1. Set up your channel input first by clicking on the `Inputs` menu item on the left, and then on the `Create input` button.  You can use a stream as input, or even an MP4 file that resides in an S3 bucket.  This approach is especially useful for testing this solution.

2. Now that your channel input is defined, click on the `Channels` menu item on the left, and then on the `Create channel` button.  Enter a name for the channel.

3. Change the channel class to `single_pipeline`

4. Click on Add by `Input attachments` on the left side, then choose the input you set up in Step 1.  Click on `Confirm`.

5. Click on Add by `Output groups` and choose `Archive` as the type.  Click on `Confirm`.

6. Under `Archive group destination A`, enter the following in the URL: `s3ssl://SONG_DETECTION_S3_BUCKET_NAME/songs_to_check/streams/stream1`.  Be sure to replace `SONG_DETECTION_S3_BUCKET_NAME` with the name of the bucket that was created.  You can change the name of the stream from `stream1` (at the very end) to another name if you wish.  The stream name will be included as part of the output, so if you monitor multiple streams at once, be sure they all have informative names.
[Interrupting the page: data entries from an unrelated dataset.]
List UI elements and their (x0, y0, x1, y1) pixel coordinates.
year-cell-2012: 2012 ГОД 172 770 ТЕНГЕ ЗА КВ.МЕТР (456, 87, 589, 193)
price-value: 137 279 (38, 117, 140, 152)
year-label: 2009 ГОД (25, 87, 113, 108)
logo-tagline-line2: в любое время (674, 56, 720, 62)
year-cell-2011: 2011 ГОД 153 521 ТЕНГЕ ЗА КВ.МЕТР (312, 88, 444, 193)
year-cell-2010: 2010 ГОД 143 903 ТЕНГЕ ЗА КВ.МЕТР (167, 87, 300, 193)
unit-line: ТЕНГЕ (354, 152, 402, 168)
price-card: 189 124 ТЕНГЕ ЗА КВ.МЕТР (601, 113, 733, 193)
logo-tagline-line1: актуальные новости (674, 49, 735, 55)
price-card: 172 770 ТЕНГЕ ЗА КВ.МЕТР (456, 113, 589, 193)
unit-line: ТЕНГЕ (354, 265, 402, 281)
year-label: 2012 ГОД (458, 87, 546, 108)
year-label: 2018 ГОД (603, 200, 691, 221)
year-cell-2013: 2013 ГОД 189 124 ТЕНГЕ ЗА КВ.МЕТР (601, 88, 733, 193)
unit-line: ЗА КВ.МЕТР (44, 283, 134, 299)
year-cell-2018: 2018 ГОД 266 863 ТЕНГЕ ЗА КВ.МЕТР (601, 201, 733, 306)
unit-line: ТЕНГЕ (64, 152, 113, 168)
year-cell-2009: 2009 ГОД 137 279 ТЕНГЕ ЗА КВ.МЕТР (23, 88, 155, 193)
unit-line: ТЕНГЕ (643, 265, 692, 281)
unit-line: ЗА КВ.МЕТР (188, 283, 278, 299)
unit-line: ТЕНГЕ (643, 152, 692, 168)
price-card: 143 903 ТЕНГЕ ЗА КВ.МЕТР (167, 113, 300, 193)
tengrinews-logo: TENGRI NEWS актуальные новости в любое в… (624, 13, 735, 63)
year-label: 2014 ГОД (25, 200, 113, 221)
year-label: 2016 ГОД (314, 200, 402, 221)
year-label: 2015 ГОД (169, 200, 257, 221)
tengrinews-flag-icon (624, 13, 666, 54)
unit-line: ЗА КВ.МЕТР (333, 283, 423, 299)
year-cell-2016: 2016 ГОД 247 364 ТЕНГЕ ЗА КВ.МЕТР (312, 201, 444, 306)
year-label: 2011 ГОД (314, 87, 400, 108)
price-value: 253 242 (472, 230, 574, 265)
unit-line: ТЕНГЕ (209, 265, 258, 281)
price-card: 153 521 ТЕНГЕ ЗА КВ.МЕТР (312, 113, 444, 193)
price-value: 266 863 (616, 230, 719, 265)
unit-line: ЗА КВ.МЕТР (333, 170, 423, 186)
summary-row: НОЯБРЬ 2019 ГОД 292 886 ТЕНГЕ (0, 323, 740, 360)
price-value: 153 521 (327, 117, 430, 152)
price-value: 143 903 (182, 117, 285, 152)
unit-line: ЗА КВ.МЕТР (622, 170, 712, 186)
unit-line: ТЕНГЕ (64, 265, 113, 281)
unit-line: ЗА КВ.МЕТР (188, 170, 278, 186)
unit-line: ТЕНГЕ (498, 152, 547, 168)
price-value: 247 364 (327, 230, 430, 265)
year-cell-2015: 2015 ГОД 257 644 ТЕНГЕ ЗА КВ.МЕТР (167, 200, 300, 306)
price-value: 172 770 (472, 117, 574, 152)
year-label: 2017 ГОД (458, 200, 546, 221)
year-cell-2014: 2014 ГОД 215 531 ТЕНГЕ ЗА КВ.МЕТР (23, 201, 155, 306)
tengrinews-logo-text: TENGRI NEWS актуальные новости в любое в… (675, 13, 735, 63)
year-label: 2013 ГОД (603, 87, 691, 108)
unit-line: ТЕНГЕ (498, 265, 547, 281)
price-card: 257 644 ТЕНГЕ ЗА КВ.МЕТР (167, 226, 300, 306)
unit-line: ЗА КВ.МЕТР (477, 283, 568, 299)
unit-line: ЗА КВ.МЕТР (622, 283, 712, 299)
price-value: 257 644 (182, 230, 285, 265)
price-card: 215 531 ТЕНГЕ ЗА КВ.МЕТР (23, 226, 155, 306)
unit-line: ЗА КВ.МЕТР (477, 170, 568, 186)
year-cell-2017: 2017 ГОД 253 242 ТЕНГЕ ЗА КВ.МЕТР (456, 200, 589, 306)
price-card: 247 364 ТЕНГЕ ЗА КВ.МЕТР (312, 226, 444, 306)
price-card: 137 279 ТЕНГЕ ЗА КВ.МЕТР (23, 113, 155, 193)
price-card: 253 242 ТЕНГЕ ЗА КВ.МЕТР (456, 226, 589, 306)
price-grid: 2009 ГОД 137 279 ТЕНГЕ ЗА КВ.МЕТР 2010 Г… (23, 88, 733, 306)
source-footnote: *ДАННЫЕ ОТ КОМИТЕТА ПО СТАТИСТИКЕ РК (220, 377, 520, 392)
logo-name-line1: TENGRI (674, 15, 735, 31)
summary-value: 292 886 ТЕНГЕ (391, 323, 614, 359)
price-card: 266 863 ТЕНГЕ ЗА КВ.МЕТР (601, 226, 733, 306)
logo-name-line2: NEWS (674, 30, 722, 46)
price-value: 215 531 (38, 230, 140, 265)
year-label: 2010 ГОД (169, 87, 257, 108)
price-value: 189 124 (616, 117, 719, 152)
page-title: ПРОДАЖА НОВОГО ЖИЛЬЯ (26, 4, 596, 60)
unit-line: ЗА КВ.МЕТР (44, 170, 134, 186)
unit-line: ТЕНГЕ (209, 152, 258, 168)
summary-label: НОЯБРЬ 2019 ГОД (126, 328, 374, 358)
7. Under `Archive Settings`, open the `Additional settings` region and enter `12` for `Rollover interval`.  This means every 12 seconds, a file will be written to S3.

8. Click on the Output item under the `Archive` group under Output groups, and then select the audio 1 stream.

9. In the audio stream, choose `AAC` as the codec. Open the `Codec Configuration` under that and change `Sample Rate` to `44100`.  The Lambda code will resample the data to 44100 if it needs to, which means that setting that here removes an extra resampling step.

10. Click on the `Create channel` button on the left

These steps will create a channel that accepts the input stream and writes out media files (both audio and video) every 12 seconds of the stream.  The Lambda function described above will read in only the audio data in order to do song fingerprinting.

## Cleanup

To delete the sample application that you created, use the AWS CLI. Assuming you used a name of 'song-detection' for the stack name, you can run the following:

```bash

sam delete --stack-name song-detection

```

## Security

See [CONTRIBUTING](CONTRIBUTING.md#security-issue-notifications) for more information.

## License

This library is licensed under the MIT-0 License. See the LICENSE file.